Published: Jun 26, 2012 07:00 PM
Modified: Jun 19, 2012 06:31 PM
Have you ever taken flight? You can fly when you experience a challenge and overcome it.
My mental and physical flight came when I joined the Carrboro High School wrestling team. I faced a lot of challenges before I could take flight. The biggest obstacle in sports is not making the team.
When I was 7 I saw a flier for a soccer team for kids ages 6 to 12. I quickly took the flier to my parents who couldn’t afford to put me on the soccer team. We lived in a one-bedroom apartment in Montbello, Colorado. My mother and father and brother and I all slept on the same mattress, a blue queen-size mattress. We didn’t have any luxuries in our home. This was my first experience facing rejection. I felt sad because I never got the chance to actually try out, and the fact that money was holding me back made me frustrated.
We moved to Jacksonville, N.C., when I was in the seventh grade. I tried out for the men’s soccer team. I was unprepared and a nervous wreck. During tryouts the coaches made us do drills I had never seen in my life, which made me feel exposed and alone. Everybody else knew what to do except for me. I didn’t make the team. I walked home feeling like the earth rejected me to another planet. When I got home I told my parents I didn’t make the team and cried myself to sleep.
Throughout eight and ninth grades I didn’t play any sports because of the fear I wouldn’t make the team. Before my strength and conditioning class in 10th grade I noticed a flier recruiting wrestlers for the team. If you had told me that I would join the wresting team in seventh grade, I wouldn’t have believed you. I didn’t give wrestling much thought, but I eyed the flier every day. Something inside me wanted to try out, but my past kept me from it, until one day my friend Alex lit the spark inside me.
He knew I wanted to join the team, so every day he would encourage me to try out. This was the first time a friend ever passionately encouraged me to play a sport. I asked my other friends if I should join the wrestling team. They told me it was too hard and that I shouldn’t do it. They told me that in wrestling I had to wear tight clothes, starve myself, and lose weight every day. I didn’t listen to my friends because they were holding me back from what I wanted to do.
Then I asked myself, “Why did I need to ask my friends about the decisions I make?” I experienced an epiphany. I now take my friends’ opinion into consideration, but I make my own decisions. My attitude completely changed. I am now self-sufficient and willing to take risks, and my new independent attitude has given me wings to soar. I decided to email the wrestling coach and find out when tryouts started. The coach, Dewitt Driscoll, said, “You don’t need any experience. Just show up on Wednesday in front of the school.”

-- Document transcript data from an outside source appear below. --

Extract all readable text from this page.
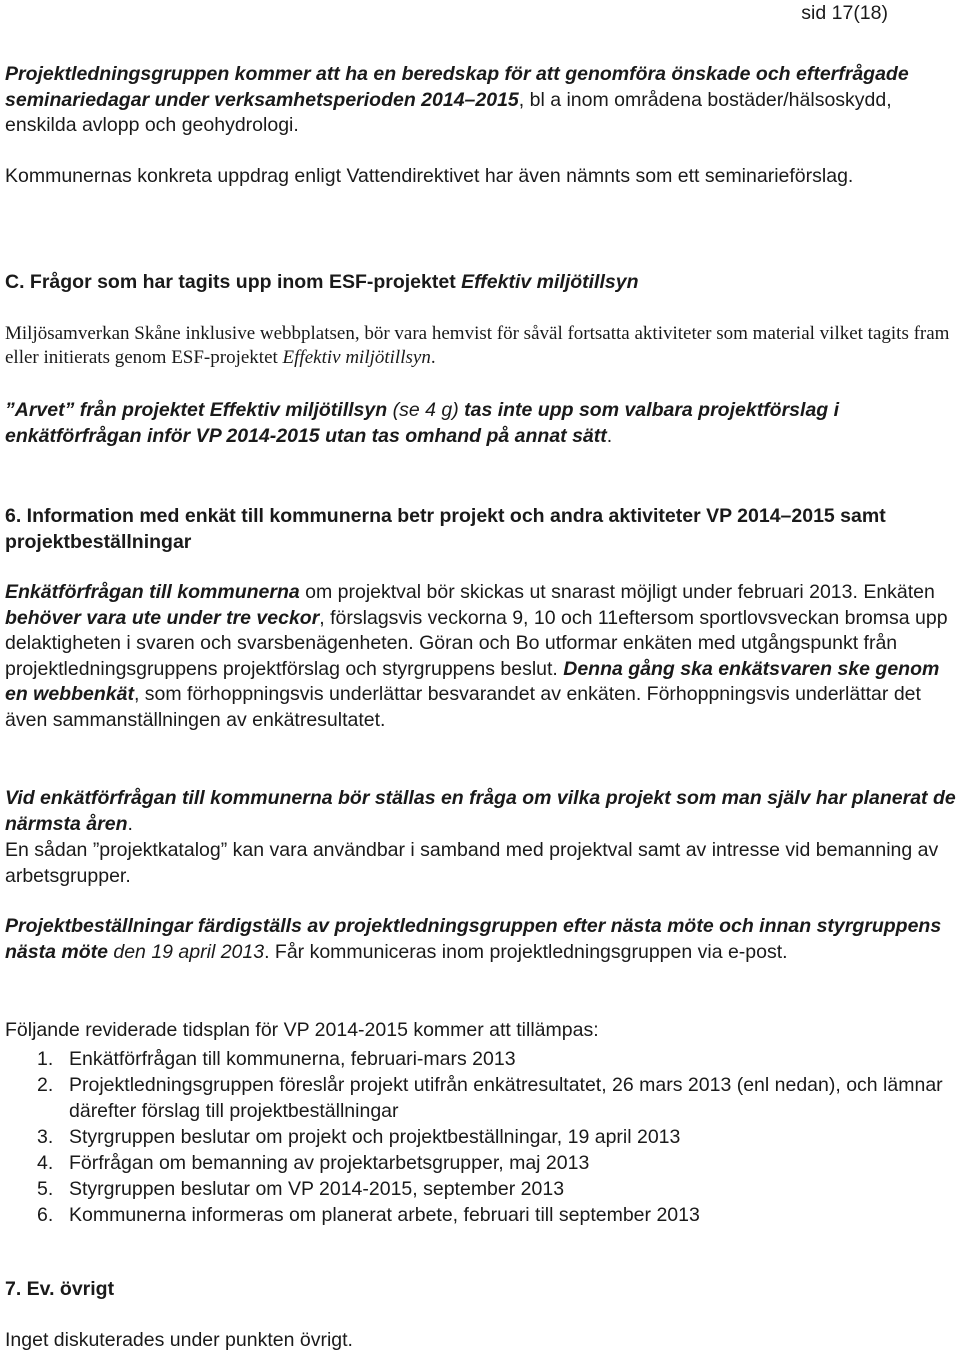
sid 17(18)

Projektledningsgruppen kommer att ha en beredskap för att genomföra önskade och efterfrågade seminariedagar under verksamhetsperioden 2014–2015, bl a inom områdena bostäder/hälsoskydd, enskilda avlopp och geohydrologi.

Kommunernas konkreta uppdrag enligt Vattendirektivet har även nämnts som ett seminarieförslag.

C. Frågor som har tagits upp inom ESF-projektet Effektiv miljötillsyn

Miljösamverkan Skåne inklusive webbplatsen, bör vara hemvist för såväl fortsatta aktiviteter som material vilket tagits fram eller initierats genom ESF-projektet Effektiv miljötillsyn.

”Arvet” från projektet Effektiv miljötillsyn (se 4 g) tas inte upp som valbara projektförslag i enkätförfrågan inför VP 2014-2015 utan tas omhand på annat sätt.

6. Information med enkät till kommunerna betr projekt och andra aktiviteter VP 2014–2015 samt projektbeställningar

Enkätförfrågan till kommunerna om projektval bör skickas ut snarast möjligt under februari 2013. Enkäten behöver vara ute under tre veckor, förslagsvis veckorna 9, 10 och 11eftersom sportlovsveckan bromsa upp delaktigheten i svaren och svarsbenägenheten. Göran och Bo utformar enkäten med utgångspunkt från projektledningsgruppens projektförslag och styrgruppens beslut. Denna gång ska enkätsvaren ske genom en webbenkät, som förhoppningsvis underlättar besvarandet av enkäten. Förhoppningsvis underlättar det även sammanställningen av enkätresultatet.

Vid enkätförfrågan till kommunerna bör ställas en fråga om vilka projekt som man själv har planerat de närmsta åren.

En sådan ”projektkatalog” kan vara användbar i samband med projektval samt av intresse vid bemanning av arbetsgrupper.

Projektbeställningar färdigställs av projektledningsgruppen efter nästa möte och innan styrgruppens nästa möte den 19 april 2013. Får kommuniceras inom projektledningsgruppen via e-post.

Följande reviderade tidsplan för VP 2014-2015 kommer att tillämpas:

1. Enkätförfrågan till kommunerna, februari-mars 2013
2. Projektledningsgruppen föreslår projekt utifrån enkätresultatet, 26 mars 2013 (enl nedan), och lämnar därefter förslag till projektbeställningar
3. Styrgruppen beslutar om projekt och projektbeställningar, 19 april 2013
4. Förfrågan om bemanning av projektarbetsgrupper, maj 2013
5. Styrgruppen beslutar om VP 2014-2015, september 2013
6. Kommunerna informeras om planerat arbete, februari till september 2013

7. Ev. övrigt

Inget diskuterades under punkten övrigt.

Pre-season training is one of the toughest things I have ever done in my life. For one week straight we ran five miles every day. I wanted to quit when I had to starve my self and lose six pounds in one day, or when I had to give someone a piggyback ride up and down the stairs. Before a wrestling match everybody on the team has a weight class and you have to be on weight throughout the season. But if I quit the team then I wouldn’t have been on a sports team and would have let my friends get the best of me. I also told my self that if I couldn’t handle the wrestling team than I shouldn’t play sports any more.
Twenty birds took flight during the winter and only 10 made it through, and I was one of those 10. Others can influence you in your decisions and hold you back, but only you have the power to move forward.
People are always going to tell you what you can’t do. By not taking any risk, you risk not living. I risked facing disappointment and being made fun by my friends. Most people told me I couldn’t make the team. I even thought that myself. My experience of rejection in Jacksonville and my friends telling me not to join the wrestling team were holding me back. I overcame a mental and physical challenge by joining the wrestling team. I overcame my challenge by dedicating myself to taking flight. So what’s keeping you back from your flight?
Darwin Akim Garcia is a rising senior at Carrboro High school. He is a member of the Blue Ribbon Youth Leadership Institute and wants to be a radiologist when he grows up.